Do a second key cleanup in pthread_exit.

During pthread_exit, the keys are cleaned. Unfortunately, a call to
free occurs after the cleanup and the memory for some of the keys
is recreated when using jemalloc. The solution is to do the key
cleanup twice.

Also, modify the pthread_detach__leak test to be less flaky
when run on a jemalloc system.

Bug: 16513133
Change-Id: Ic17e8344bdc1ba053c4f5b6d827a4c19c57860c1
diff --git a/libc/bionic/pthread_exit.cpp b/libc/bionic/pthread_exit.cpp
index a6bb363..6cd5311 100644
--- a/libc/bionic/pthread_exit.cpp
+++ b/libc/bionic/pthread_exit.cpp
@@ -112,6 +112,12 @@
   }
   pthread_mutex_unlock(&g_thread_list_lock);
 
+  // Perform a second key cleanup.
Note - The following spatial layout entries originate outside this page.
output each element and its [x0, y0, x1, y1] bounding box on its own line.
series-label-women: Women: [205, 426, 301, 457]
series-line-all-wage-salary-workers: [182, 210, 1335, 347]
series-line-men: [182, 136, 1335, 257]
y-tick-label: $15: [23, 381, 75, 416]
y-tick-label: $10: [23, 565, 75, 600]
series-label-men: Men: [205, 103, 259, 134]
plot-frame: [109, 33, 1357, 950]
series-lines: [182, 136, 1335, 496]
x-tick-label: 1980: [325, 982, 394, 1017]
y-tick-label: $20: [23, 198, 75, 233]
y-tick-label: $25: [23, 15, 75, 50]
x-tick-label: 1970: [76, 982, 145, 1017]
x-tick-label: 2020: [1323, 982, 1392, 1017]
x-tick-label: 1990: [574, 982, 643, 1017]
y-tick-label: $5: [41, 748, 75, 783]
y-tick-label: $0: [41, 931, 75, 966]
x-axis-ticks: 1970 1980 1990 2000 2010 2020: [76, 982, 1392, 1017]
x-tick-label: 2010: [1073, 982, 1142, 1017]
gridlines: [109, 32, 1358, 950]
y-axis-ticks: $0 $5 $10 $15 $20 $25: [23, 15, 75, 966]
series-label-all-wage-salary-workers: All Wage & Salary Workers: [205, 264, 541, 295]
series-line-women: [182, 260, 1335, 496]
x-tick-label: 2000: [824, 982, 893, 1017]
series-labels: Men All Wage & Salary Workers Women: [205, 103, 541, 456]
When using jemalloc, a call to free from
+  // _pthread_internal_remove_locked causes the memory associated with a key
+  // to be reallocated.
+  // TODO: When b/16847284 is fixed this call can be removed.
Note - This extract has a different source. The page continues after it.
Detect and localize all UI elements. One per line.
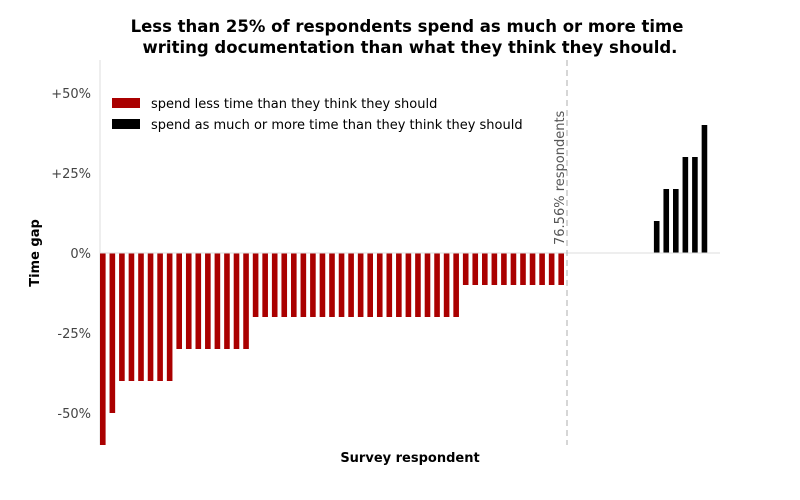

+  pthread_key_clean_all();
+
   if (user_allocated_stack) {
     // Cleaning up this thread's stack is the creator's responsibility, not ours.
     __exit(0);
diff --git a/tests/pthread_test.cpp b/tests/pthread_test.cpp
index 4da003f..5328e48 100644
--- a/tests/pthread_test.cpp
+++ b/tests/pthread_test.cpp
@@ -400,27 +400,36 @@
 }
 
 TEST(pthread, pthread_detach__leak) {
-  size_t initial_bytes = mallinfo().uordblks;
+  size_t initial_bytes = 0;
+  // Run this loop more than once since the first loop causes some memory
+  // to be allocated permenantly. Run an extra loop to help catch any subtle
+  // memory leaks.
+  for (size_t loop = 0; loop < 3; loop++) {
+    // Set the initial bytes on the second loop since the memory in use
+    // should have stabilized.
+    if (loop == 1) {
+      initial_bytes = mallinfo().uordblks;
+    }
 
-  pthread_attr_t attr;
-  ASSERT_EQ(0, pthread_attr_init(&attr));
-  ASSERT_EQ(0, pthread_attr_setdetachstate(&attr, PTHREAD_CREATE_JOINABLE));
+    pthread_attr_t attr;
+    ASSERT_EQ(0, pthread_attr_init(&attr));
+    ASSERT_EQ(0, pthread_attr_setdetachstate(&attr, PTHREAD_CREATE_JOINABLE));
 
-  std::vector<pthread_t> threads;
-  for (size_t i = 0; i < 32; ++i) {
-    pthread_t t;
-    ASSERT_EQ(0, pthread_create(&t, &attr, IdFn, NULL));
-    threads.push_back(t);
-  }
+    std::vector<pthread_t> threads;
+    for (size_t i = 0; i < 32; ++i) {
+      pthread_t t;
+      ASSERT_EQ(0, pthread_create(&t, &attr, IdFn, NULL));
+      threads.push_back(t);
+    }
 
-  sleep(1);
+    sleep(1);
 
-  for (size_t i = 0; i < 32; ++i) {
-    ASSERT_EQ(0, pthread_detach(threads[i])) << i;
+    for (size_t i = 0; i < 32; ++i) {
+      ASSERT_EQ(0, pthread_detach(threads[i])) << i;
+    }
   }
 
   size_t final_bytes = mallinfo().uordblks;
-
   int leaked_bytes = (final_bytes - initial_bytes);
 
   // User code (like this test) doesn't know how large pthread_internal_t is.